Two endothelin receptor antagonists have been studied in CTEPH: bosentan and macitentan. In the BENEFiT RCT comparing bosentan to placebo in 157 patients with inoperable CTEPH or residual PH after PTE, bosentan did not impact 6-minute walk distance, which was the primary endpoint; however, a significant reduction in PVR was seen.²⁸ Because the trial did not meet its primary endpoint for improvement in exercise capacity, bosentan did not gain regulatory approval.

The safety and efficacy of macitentan was studied in the MERIT-1 study, a phase 2 placebo-controlled RCT. Eighty patients with inoperable CTEPH were randomized to macitentan or placebo and the study found an improvement in PVR, exercise capacity, and NT-proBNP.²⁹ Patients were permitted to be on background PDE5i or oral prostacylins and there was still a treatment effect, suggesting some benefit from combination therapy in CTEPH. The FDA requested further study after an initial request for approval for macitentan for CTEPH, and there is a clinical trial currently enrolling to further define efficacy and safety of macitentan for inoperable CTEPH as well as residual PH after PTE (NCT04271475).¹⁸

Prostacylins

A single RCT examined long-term use of subcutaneous treprostinil (a prostacyclin analogue) in 105 patients with inoperable CTEPH.³⁰ High-dose (~30 ng/kg/min) subcutaneous treprostinil compared to low-dose (~3 ng/kg/min) resulted in improvement in PVR, exercise capacity, functional class, and NT-proBNP; approximately one third of these patients were on background vasodilator therapies.³⁰ Although not FDA approved, it is used off label in clinical practice for severe disease, and has been approved in Europe.

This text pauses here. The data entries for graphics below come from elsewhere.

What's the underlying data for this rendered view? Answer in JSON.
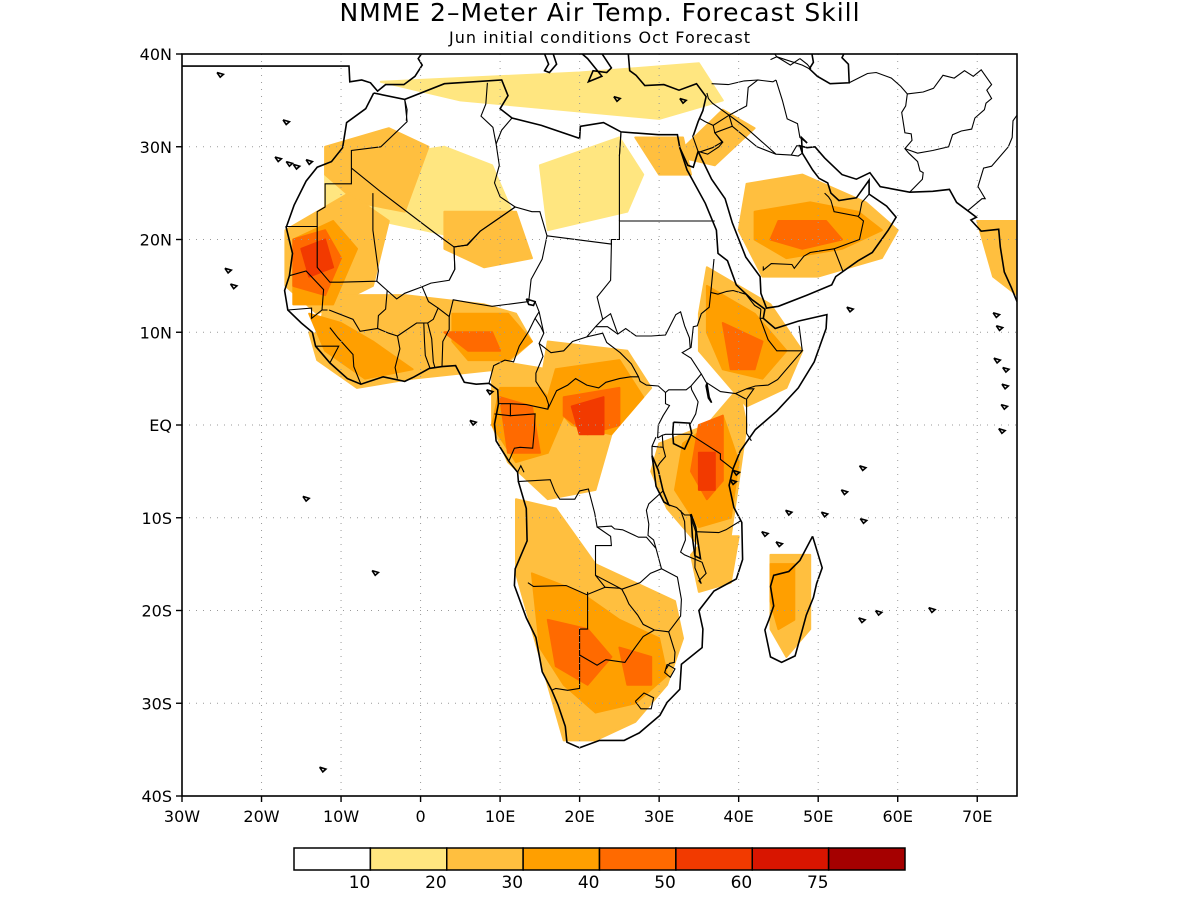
{
  "title": "NMME 2–Meter Air Temp. Forecast Skill",
  "subtitle": "Jun initial conditions  Oct Forecast",
  "map": {
    "lon_range": [
      -30,
      75
    ],
    "lat_range": [
      -40,
      40
    ],
    "lat_labels": [
      "40N",
      "30N",
      "20N",
      "10N",
      "EQ",
      "10S",
      "20S",
      "30S",
      "40S"
    ],
    "lat_values": [
      40,
      30,
      20,
      10,
      0,
      -10,
      -20,
      -30,
      -40
    ],
    "lon_labels": [
      "30W",
      "20W",
      "10W",
      "0",
      "10E",
      "20E",
      "30E",
      "40E",
      "50E",
      "60E",
      "70E"
    ],
    "lon_values": [
      -30,
      -20,
      -10,
      0,
      10,
      20,
      30,
      40,
      50,
      60,
      70
    ],
    "gridlines": true
  },
  "colorbar": {
    "levels": [
      "10",
      "20",
      "30",
      "40",
      "50",
      "60",
      "75"
    ],
    "colors": [
      "#ffffff",
      "#ffe680",
      "#ffbf3f",
      "#ff9f00",
      "#ff6a00",
      "#f23a00",
      "#d81500",
      "#a50000"
    ]
  },
  "skill_regions": [
    {
      "c": 1,
      "pts": [
        [
          -12,
          28
        ],
        [
          3,
          30
        ],
        [
          9,
          28
        ],
        [
          12,
          22
        ],
        [
          14,
          18
        ],
        [
          6,
          20
        ],
        [
          -5,
          22
        ],
        [
          -12,
          23
        ]
      ]
    },
    {
      "c": 1,
      "pts": [
        [
          15,
          28
        ],
        [
          25,
          31
        ],
        [
          28,
          27
        ],
        [
          26,
          23
        ],
        [
          16,
          21
        ]
      ]
    },
    {
      "c": 1,
      "pts": [
        [
          -5,
          37
        ],
        [
          20,
          38
        ],
        [
          35,
          39
        ],
        [
          38,
          35
        ],
        [
          30,
          33
        ],
        [
          5,
          35
        ]
      ]
    },
    {
      "c": 2,
      "pts": [
        [
          -12,
          30
        ],
        [
          -4,
          32
        ],
        [
          1,
          30
        ],
        [
          -2,
          23
        ],
        [
          -8,
          24
        ],
        [
          -12,
          27
        ]
      ]
    },
    {
      "c": 2,
      "pts": [
        [
          3,
          23
        ],
        [
          12,
          23
        ],
        [
          14,
          18
        ],
        [
          8,
          17
        ],
        [
          3,
          19
        ]
      ]
    },
    {
      "c": 2,
      "pts": [
        [
          -17,
          21
        ],
        [
          -9,
          25
        ],
        [
          -4,
          22
        ],
        [
          -6,
          15
        ],
        [
          -13,
          12
        ],
        [
          -17,
          15
        ]
      ]
    },
    {
      "c": 2,
      "pts": [
        [
          -12,
          14
        ],
        [
          -2,
          14
        ],
        [
          8,
          13
        ],
        [
          12,
          12
        ],
        [
          14,
          9
        ],
        [
          10,
          6
        ],
        [
          -1,
          5
        ],
        [
          -8,
          5
        ],
        [
          -13,
          8
        ]
      ]
    },
    {
      "c": 2,
      "pts": [
        [
          -14,
          10
        ],
        [
          -9,
          9
        ],
        [
          -4,
          7
        ],
        [
          -1,
          5
        ],
        [
          -8,
          4
        ],
        [
          -13,
          7
        ]
      ]
    },
    {
      "c": 2,
      "pts": [
        [
          16,
          9
        ],
        [
          26,
          8
        ],
        [
          29,
          4
        ],
        [
          26,
          1
        ],
        [
          20,
          2
        ],
        [
          15,
          4
        ]
      ]
    },
    {
      "c": 2,
      "pts": [
        [
          9,
          7
        ],
        [
          16,
          6
        ],
        [
          22,
          4
        ],
        [
          24,
          -1
        ],
        [
          22,
          -7
        ],
        [
          16,
          -8
        ],
        [
          11,
          -4
        ],
        [
          9,
          0
        ]
      ]
    },
    {
      "c": 2,
      "pts": [
        [
          36,
          17
        ],
        [
          44,
          13
        ],
        [
          48,
          8
        ],
        [
          46,
          4
        ],
        [
          41,
          2
        ],
        [
          38,
          5
        ],
        [
          35,
          8
        ],
        [
          35,
          12
        ]
      ]
    },
    {
      "c": 2,
      "pts": [
        [
          30,
          -2
        ],
        [
          36,
          0
        ],
        [
          40,
          4
        ],
        [
          41,
          0
        ],
        [
          40,
          -6
        ],
        [
          39,
          -12
        ],
        [
          35,
          -13
        ],
        [
          31,
          -9
        ],
        [
          29,
          -5
        ]
      ]
    },
    {
      "c": 2,
      "pts": [
        [
          36,
          -12
        ],
        [
          40,
          -12
        ],
        [
          39,
          -17
        ],
        [
          35,
          -18
        ],
        [
          34,
          -14
        ]
      ]
    },
    {
      "c": 2,
      "pts": [
        [
          12,
          -8
        ],
        [
          17,
          -9
        ],
        [
          22,
          -15
        ],
        [
          27,
          -17
        ],
        [
          32,
          -19
        ],
        [
          33,
          -23
        ],
        [
          31,
          -28
        ],
        [
          27,
          -32
        ],
        [
          22,
          -34
        ],
        [
          18,
          -34
        ],
        [
          16,
          -28
        ],
        [
          14,
          -22
        ],
        [
          12,
          -16
        ]
      ]
    },
    {
      "c": 2,
      "pts": [
        [
          44,
          -14
        ],
        [
          49,
          -14
        ],
        [
          49,
          -22
        ],
        [
          46,
          -25
        ],
        [
          44,
          -22
        ]
      ]
    },
    {
      "c": 2,
      "pts": [
        [
          41,
          26
        ],
        [
          48,
          27
        ],
        [
          56,
          24
        ],
        [
          60,
          21
        ],
        [
          58,
          18
        ],
        [
          50,
          16
        ],
        [
          43,
          16
        ],
        [
          40,
          21
        ]
      ]
    },
    {
      "c": 2,
      "pts": [
        [
          27,
          31
        ],
        [
          33,
          31
        ],
        [
          34,
          27
        ],
        [
          30,
          27
        ]
      ]
    },
    {
      "c": 2,
      "pts": [
        [
          32,
          29
        ],
        [
          38,
          34
        ],
        [
          42,
          32
        ],
        [
          37,
          28
        ]
      ]
    },
    {
      "c": 2,
      "pts": [
        [
          70,
          22
        ],
        [
          75,
          22
        ],
        [
          75,
          14
        ],
        [
          72,
          16
        ]
      ]
    },
    {
      "c": 3,
      "pts": [
        [
          -16,
          20
        ],
        [
          -11,
          22
        ],
        [
          -8,
          19
        ],
        [
          -11,
          13
        ],
        [
          -16,
          13
        ]
      ]
    },
    {
      "c": 3,
      "pts": [
        [
          -14,
          12
        ],
        [
          -10,
          11
        ],
        [
          -6,
          9
        ],
        [
          -1,
          6
        ],
        [
          -7,
          5
        ],
        [
          -12,
          8
        ]
      ]
    },
    {
      "c": 3,
      "pts": [
        [
          4,
          12
        ],
        [
          11,
          12
        ],
        [
          14,
          9
        ],
        [
          11,
          7
        ],
        [
          6,
          7
        ],
        [
          4,
          9
        ]
      ]
    },
    {
      "c": 3,
      "pts": [
        [
          10,
          4
        ],
        [
          15,
          4
        ],
        [
          18,
          1
        ],
        [
          16,
          -3
        ],
        [
          12,
          -4
        ],
        [
          9,
          0
        ]
      ]
    },
    {
      "c": 3,
      "pts": [
        [
          17,
          6
        ],
        [
          25,
          7
        ],
        [
          28,
          3
        ],
        [
          24,
          -1
        ],
        [
          19,
          0
        ],
        [
          16,
          3
        ]
      ]
    },
    {
      "c": 3,
      "pts": [
        [
          36,
          15
        ],
        [
          42,
          12
        ],
        [
          46,
          8
        ],
        [
          43,
          5
        ],
        [
          38,
          6
        ],
        [
          36,
          10
        ]
      ]
    },
    {
      "c": 3,
      "pts": [
        [
          33,
          -2
        ],
        [
          38,
          1
        ],
        [
          40,
          -4
        ],
        [
          39,
          -10
        ],
        [
          35,
          -11
        ],
        [
          32,
          -7
        ]
      ]
    },
    {
      "c": 3,
      "pts": [
        [
          14,
          -16
        ],
        [
          20,
          -18
        ],
        [
          25,
          -21
        ],
        [
          30,
          -23
        ],
        [
          31,
          -27
        ],
        [
          27,
          -30
        ],
        [
          22,
          -31
        ],
        [
          18,
          -28
        ],
        [
          15,
          -24
        ]
      ]
    },
    {
      "c": 3,
      "pts": [
        [
          44,
          -15
        ],
        [
          47,
          -15
        ],
        [
          47,
          -21
        ],
        [
          45,
          -22
        ],
        [
          44,
          -19
        ]
      ]
    },
    {
      "c": 3,
      "pts": [
        [
          42,
          23
        ],
        [
          49,
          24
        ],
        [
          55,
          23
        ],
        [
          58,
          21
        ],
        [
          53,
          19
        ],
        [
          46,
          18
        ],
        [
          42,
          20
        ]
      ]
    },
    {
      "c": 4,
      "pts": [
        [
          -16,
          20
        ],
        [
          -12,
          21
        ],
        [
          -10,
          18
        ],
        [
          -12,
          14
        ],
        [
          -16,
          15
        ]
      ]
    },
    {
      "c": 4,
      "pts": [
        [
          3,
          10
        ],
        [
          9,
          10
        ],
        [
          10,
          8
        ],
        [
          6,
          8
        ]
      ]
    },
    {
      "c": 4,
      "pts": [
        [
          18,
          3
        ],
        [
          25,
          4
        ],
        [
          25,
          0
        ],
        [
          21,
          -1
        ],
        [
          18,
          1
        ]
      ]
    },
    {
      "c": 4,
      "pts": [
        [
          10,
          3
        ],
        [
          14,
          2
        ],
        [
          15,
          -3
        ],
        [
          11,
          -3
        ]
      ]
    },
    {
      "c": 4,
      "pts": [
        [
          38,
          11
        ],
        [
          43,
          9
        ],
        [
          42,
          6
        ],
        [
          39,
          6
        ]
      ]
    },
    {
      "c": 4,
      "pts": [
        [
          35,
          0
        ],
        [
          38,
          1
        ],
        [
          38,
          -6
        ],
        [
          36,
          -8
        ],
        [
          34,
          -5
        ]
      ]
    },
    {
      "c": 4,
      "pts": [
        [
          16,
          -21
        ],
        [
          21,
          -22
        ],
        [
          24,
          -25
        ],
        [
          21,
          -28
        ],
        [
          17,
          -26
        ]
      ]
    },
    {
      "c": 4,
      "pts": [
        [
          25,
          -24
        ],
        [
          29,
          -25
        ],
        [
          29,
          -28
        ],
        [
          26,
          -28
        ]
      ]
    },
    {
      "c": 4,
      "pts": [
        [
          45,
          22
        ],
        [
          51,
          22
        ],
        [
          53,
          20
        ],
        [
          48,
          19
        ],
        [
          44,
          20
        ]
      ]
    },
    {
      "c": 5,
      "pts": [
        [
          -15,
          19
        ],
        [
          -12,
          20
        ],
        [
          -11,
          17
        ],
        [
          -14,
          16
        ]
      ]
    },
    {
      "c": 5,
      "pts": [
        [
          19,
          2
        ],
        [
          23,
          3
        ],
        [
          23,
          -1
        ],
        [
          20,
          -1
        ]
      ]
    },
    {
      "c": 5,
      "pts": [
        [
          35,
          -3
        ],
        [
          37,
          -3
        ],
        [
          37,
          -7
        ],
        [
          35,
          -7
        ]
      ]
    }
  ]
}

The oral prostacyclin agonist selexipag is approved in Japan based on an RCT that showed improvements in PVR at 20 weeks, but no effect on 6-minute walk distance.³¹ An international multicenter RCT of selexipag (a prostacyclin receptor agonist) for CTEPH was recently stopped due to futility (NCT03689244)³²; more detailed results of this study are currently awaited.